A necessidade de estabelecer mecanismos jurídicos e técnicos mais rigorosos para o uso da inteligência artificial (IA) em infraestruturas críticas, como a fabricação de combustível nuclear, foi o foco da apresentação da pesquisadora Aline Perini, do IPEN-CNEN, durante Encontro Técnico promovido pela Agência Internacional de Energia Atômica (AIEA), entre 27 e 31 de julho, em Viena, Áustria.
O evento reuniu especialistas de diversos países para discutir os avanços e desafios da digitalização e da inteligência artificial. A apresentação foi realizada durante o Encontro Técnico sobre Digitalização e Uso da Inteligência Artificial na Fabricação Avançada e no Controle de Qualidade de Combustível Nuclear.

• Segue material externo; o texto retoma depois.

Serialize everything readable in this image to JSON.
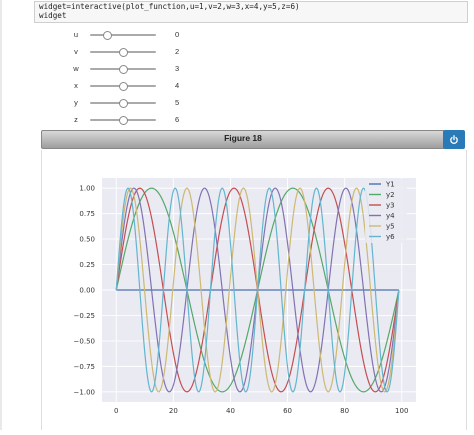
{
  "code": {
    "line1_prefix": "widget=interactive(plot_function,u=",
    "line1_values": [
      {
        "name": "u",
        "value": "1"
      },
      {
        "name": "v",
        "value": "2"
      },
      {
        "name": "w",
        "value": "3"
      },
      {
        "name": "x",
        "value": "4"
      },
      {
        "name": "y",
        "value": "5"
      },
      {
        "name": "z",
        "value": "6"
      }
    ],
    "line1_full": "widget=interactive(plot_function,u=1,v=2,w=3,x=4,y=5,z=6)",
    "line2": "widget"
  },
  "sliders": [
    {
      "label": "u",
      "value": "0",
      "fraction": 0.25
    },
    {
      "label": "v",
      "value": "2",
      "fraction": 0.5
    },
    {
      "label": "w",
      "value": "3",
      "fraction": 0.5
    },
    {
      "label": "x",
      "value": "4",
      "fraction": 0.5
    },
    {
      "label": "y",
      "value": "5",
      "fraction": 0.5
    },
    {
      "label": "z",
      "value": "6",
      "fraction": 0.5
    }
  ],
  "figure": {
    "title": "Figure 18",
    "power_icon": "power-icon"
  },
  "colors": {
    "accent": "#2a7ab8",
    "plot_bg": "#eaeaf2"
  },
  "chart_data": {
    "type": "line",
    "xlim": [
      -5,
      105
    ],
    "ylim": [
      -1.1,
      1.1
    ],
    "xticks": [
      0,
      20,
      40,
      60,
      80,
      100
    ],
    "yticks": [
      1.0,
      0.75,
      0.5,
      0.25,
      0.0,
      -0.25,
      -0.5,
      -0.75,
      -1.0
    ],
    "ytick_labels": [
      "1.00",
      "0.75",
      "0.50",
      "0.25",
      "0.00",
      "−0.25",
      "−0.50",
      "−0.75",
      "−1.00"
    ],
    "xtick_labels": [
      "0",
      "20",
      "40",
      "60",
      "80",
      "100"
    ],
    "x_range": [
      0,
      99
    ],
    "grid": true,
    "legend_position": "top-right",
    "series": [
      {
        "name": "Y1",
        "color": "#4c72b0",
        "frequency": 0
      },
      {
        "name": "y2",
        "color": "#55a868",
        "frequency": 2
      },
      {
        "name": "y3",
        "color": "#c44e52",
        "frequency": 3
      },
      {
        "name": "y4",
        "color": "#8172b2",
        "frequency": 4
      },
      {
        "name": "y5",
        "color": "#ccb974",
        "frequency": 5
      },
      {
        "name": "y6",
        "color": "#64b5cd",
        "frequency": 6
      }
    ]
  }
}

No trabalho intitulado “From Soft Ethics to Hard Constraints: Governing Agentic AI, Cybersecurity, and LLM Data Management in Critical Infrastructures”, a pesquisadora defendeu que o avanço da digitalização no setor nuclear exige uma governança capaz de assegurar que sistemas baseados em inteligência artificial operem dentro de limites regulatórios claros e obrigatórios. A pesquisa aborda aspectos relacionados à cibersegurança, à gestão de dados de modelos de linguagem (LLMs) e aos desafios decorrentes do emprego de agentes autônomos em processos críticos.
Segundo Perini, embora a transformação digital prometa ganhos significativos de eficiência, ela também amplia riscos sistêmicos, especialmente aqueles relacionados à segurança cibernética e à falta de transparência dos modelos de inteligência artificial. A pesquisadora argumenta que experiências observadas no setor global de tecnologia demonstram que mecanismos voluntários de autorregulação são insuficientes para mitigar esses riscos em ambientes de alta criticidade.
Como alternativa, o estudo propõe a evolução de princípios éticos para um modelo de governança baseado em requisitos legais e restrições técnicas incorporadas diretamente à arquitetura dos sistemas de inteligência artificial. A proposta está alinhada ao conceito de Law-Following AI, no qual a conformidade regulatória deixa de ser apenas uma diretriz e passa a integrar o próprio funcionamento dos agentes inteligentes.
Aline Perini, é pós-doc sob supervisão dos pesquisadores Anderson Zanardi de Freitas e Mário Olímpio de Meneses.